Matt Hamblen | April 20, 2016
Test to last up to 18 months, use shared spectrum FCC created last year.

Even though the 3.5GHz test is separate from Project Fi, some analysts said the two could eventually be combined.

Google won approval from the FCC last year to do an experimental 3.5GHz wireless test. The company has also claimed its testing shows that both LTE and Wi-Fi network can work alongside radar systems used by the U.S. Navy in the 3.5GHz band. Google had performed the tests to prove the spectrum could be shared by various users; the FCC has required that technology be used to establish a priority for the defense networks.

Google defended the use of shared spectrum in a blog last year.

In its presentation to Kansas City officials, Google said it chose the city for the test because the area "understands technology and innovation" and has been an "excellent" partner.

Usher said a side benefit of commercialized 3.5GHz could be cheaper wireless service to lower-income residents who rely heavily on smartphone access to the Internet. "Shared spectrum in the 3.5GHz space has the potential to reduce costs and assist in our efforts to erase the digital divide in KC," Usher said.

"Wireless connectivity is a critical element of smart city success due to the massive amount of data generated and utilized in the networks," he said.

Last year, Sprint, which is located in Overland Park, Kans., announced it is financing a $9 million free Wi-Fi zone along a new 2.2-mile streetcar route in downtown that opens May 6.

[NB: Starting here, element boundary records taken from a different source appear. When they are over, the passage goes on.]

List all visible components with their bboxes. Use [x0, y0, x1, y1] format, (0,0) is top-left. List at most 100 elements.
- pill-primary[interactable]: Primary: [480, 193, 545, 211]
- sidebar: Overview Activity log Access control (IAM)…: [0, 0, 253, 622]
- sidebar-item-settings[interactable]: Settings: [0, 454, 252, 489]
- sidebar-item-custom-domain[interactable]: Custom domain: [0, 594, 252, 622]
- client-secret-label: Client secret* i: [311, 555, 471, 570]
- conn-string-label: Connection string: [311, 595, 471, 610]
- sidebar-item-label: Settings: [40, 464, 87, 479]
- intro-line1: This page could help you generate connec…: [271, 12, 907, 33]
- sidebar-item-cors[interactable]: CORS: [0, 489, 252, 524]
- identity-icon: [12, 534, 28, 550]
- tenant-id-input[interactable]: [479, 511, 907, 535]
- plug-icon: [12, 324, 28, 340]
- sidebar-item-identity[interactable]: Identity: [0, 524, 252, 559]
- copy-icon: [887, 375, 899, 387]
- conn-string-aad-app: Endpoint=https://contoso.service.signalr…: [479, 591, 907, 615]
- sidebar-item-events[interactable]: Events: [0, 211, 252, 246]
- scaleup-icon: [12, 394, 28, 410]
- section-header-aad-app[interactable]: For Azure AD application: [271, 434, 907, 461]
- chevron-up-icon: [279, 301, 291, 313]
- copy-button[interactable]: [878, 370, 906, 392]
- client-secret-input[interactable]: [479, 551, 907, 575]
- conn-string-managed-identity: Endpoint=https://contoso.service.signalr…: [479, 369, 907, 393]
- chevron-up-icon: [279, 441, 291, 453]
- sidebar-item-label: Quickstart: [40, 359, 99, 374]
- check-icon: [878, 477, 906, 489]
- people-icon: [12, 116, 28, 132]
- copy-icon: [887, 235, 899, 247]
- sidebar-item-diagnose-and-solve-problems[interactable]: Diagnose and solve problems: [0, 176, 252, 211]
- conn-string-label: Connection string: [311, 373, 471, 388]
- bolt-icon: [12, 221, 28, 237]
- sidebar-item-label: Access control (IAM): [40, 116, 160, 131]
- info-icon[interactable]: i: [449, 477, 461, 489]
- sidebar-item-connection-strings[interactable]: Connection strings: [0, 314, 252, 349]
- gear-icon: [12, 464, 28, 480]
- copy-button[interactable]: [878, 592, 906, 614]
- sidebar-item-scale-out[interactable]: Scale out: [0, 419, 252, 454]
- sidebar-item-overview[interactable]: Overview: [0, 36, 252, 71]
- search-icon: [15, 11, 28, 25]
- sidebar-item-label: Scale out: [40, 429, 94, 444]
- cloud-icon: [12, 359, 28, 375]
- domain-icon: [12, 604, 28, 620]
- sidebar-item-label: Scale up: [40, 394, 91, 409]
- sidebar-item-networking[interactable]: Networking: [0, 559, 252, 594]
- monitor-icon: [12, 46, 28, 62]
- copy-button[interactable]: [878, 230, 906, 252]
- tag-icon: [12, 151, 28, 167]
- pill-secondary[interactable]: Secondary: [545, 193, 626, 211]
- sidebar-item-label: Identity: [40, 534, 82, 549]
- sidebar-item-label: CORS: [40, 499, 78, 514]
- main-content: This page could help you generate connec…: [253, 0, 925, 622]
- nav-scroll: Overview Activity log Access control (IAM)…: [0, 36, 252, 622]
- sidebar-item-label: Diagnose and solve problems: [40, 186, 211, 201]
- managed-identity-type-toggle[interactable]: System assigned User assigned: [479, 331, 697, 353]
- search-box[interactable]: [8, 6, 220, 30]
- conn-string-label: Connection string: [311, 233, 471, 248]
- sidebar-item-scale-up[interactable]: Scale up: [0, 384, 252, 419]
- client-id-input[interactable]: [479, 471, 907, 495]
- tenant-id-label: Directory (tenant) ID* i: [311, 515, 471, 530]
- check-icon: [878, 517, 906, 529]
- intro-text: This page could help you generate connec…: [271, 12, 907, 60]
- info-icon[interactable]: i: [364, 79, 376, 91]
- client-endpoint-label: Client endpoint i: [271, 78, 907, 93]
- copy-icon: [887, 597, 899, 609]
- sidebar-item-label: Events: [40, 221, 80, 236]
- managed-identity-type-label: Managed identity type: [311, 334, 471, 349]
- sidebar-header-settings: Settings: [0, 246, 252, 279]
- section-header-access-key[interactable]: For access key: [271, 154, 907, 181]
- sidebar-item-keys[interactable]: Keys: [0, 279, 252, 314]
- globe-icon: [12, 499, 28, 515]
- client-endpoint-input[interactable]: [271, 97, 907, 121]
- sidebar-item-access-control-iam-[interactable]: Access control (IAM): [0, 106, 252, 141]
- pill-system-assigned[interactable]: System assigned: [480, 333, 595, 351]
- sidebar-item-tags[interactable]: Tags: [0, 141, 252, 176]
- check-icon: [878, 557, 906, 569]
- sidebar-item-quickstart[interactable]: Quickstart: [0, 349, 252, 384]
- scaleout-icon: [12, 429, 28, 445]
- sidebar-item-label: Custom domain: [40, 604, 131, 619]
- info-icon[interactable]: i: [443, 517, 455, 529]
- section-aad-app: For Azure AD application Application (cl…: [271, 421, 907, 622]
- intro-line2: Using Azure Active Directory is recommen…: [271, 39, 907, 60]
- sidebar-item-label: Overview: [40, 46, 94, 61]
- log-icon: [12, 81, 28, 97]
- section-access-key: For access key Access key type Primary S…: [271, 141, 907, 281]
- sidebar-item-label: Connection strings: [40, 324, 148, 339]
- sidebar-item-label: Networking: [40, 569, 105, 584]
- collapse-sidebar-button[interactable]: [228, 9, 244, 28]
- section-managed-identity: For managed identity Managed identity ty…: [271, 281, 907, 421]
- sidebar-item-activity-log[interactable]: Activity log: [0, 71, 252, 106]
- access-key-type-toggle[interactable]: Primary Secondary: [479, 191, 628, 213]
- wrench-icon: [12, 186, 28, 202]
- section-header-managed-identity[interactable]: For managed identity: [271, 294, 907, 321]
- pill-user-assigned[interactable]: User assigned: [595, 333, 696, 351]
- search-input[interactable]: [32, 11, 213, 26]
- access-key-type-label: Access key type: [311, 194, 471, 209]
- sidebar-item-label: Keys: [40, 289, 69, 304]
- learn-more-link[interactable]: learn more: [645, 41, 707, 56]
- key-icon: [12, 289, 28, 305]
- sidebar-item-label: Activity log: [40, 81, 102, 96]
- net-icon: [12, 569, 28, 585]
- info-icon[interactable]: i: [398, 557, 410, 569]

Smart city initiatives like those in Kansas City are being launched in many cities nationally. In a separate announcement Monday, AT&T and Miami-Dade County announced a partnership to bring technology innovations for smart lighting, public transportation and to reduce traffic and preserve natural resources.

AT&T previously announced a smart city partnership with Atlanta, among other communities.

Last week, Verizon said it would provide fiber optic connections to homes and businesses in Boston and conduct a traffic safety technology pilot on a busy city thoroughfare there.